The therapeutic potential of this approach spans an impressive range of conditions. From chronic fatigue and fibromyalgia to cardiovascular diseases, cancer treatment support, and neurodegenerative conditions including Parkinson's disease and Alzheimer's disease, mitochondrial dysfunction is increasingly understood to play a role in the development and progression of disease that goes well beyond the primary mitochondrial disorders where it was first formally recognised.

A Different Way to Think About Recovery

Chronic fatigue and the conditions that so often accompany it are rarely straightforward. But approaching them through the lens of mitochondrial health shifts the question from “what diagnosis do I have?” to “what does my body need?”, and that shift in framing tends to open up possibilities that symptom management alone cannot reach.

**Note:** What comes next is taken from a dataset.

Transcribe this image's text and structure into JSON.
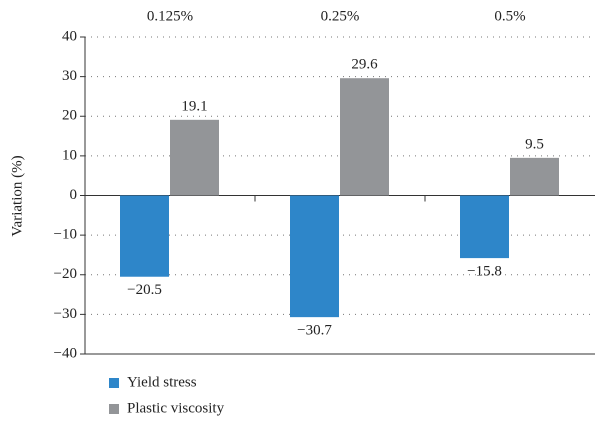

Energy, in this context, means something more fundamental than how alert or motivated a person feels on a given morning. It is the substrate of every biological process, the resource the body draws on to heal, regulate, and recover. When mitochondria are producing adequate ATP, resilience returns. The body's capacity to manage inflammation, repair tissue, and respond to stress improves, not because anything has been forced, but because the underlying conditions for normal function have been restored.

The order matters, and patience with that order matters too. Diet first, then gut health, then mitochondrial nutritional support, then the broader control mechanisms. It is not always fast. But it is, in Dr. Myhill's experience across thousands of patients, where meaningful and lasting change tends to begin.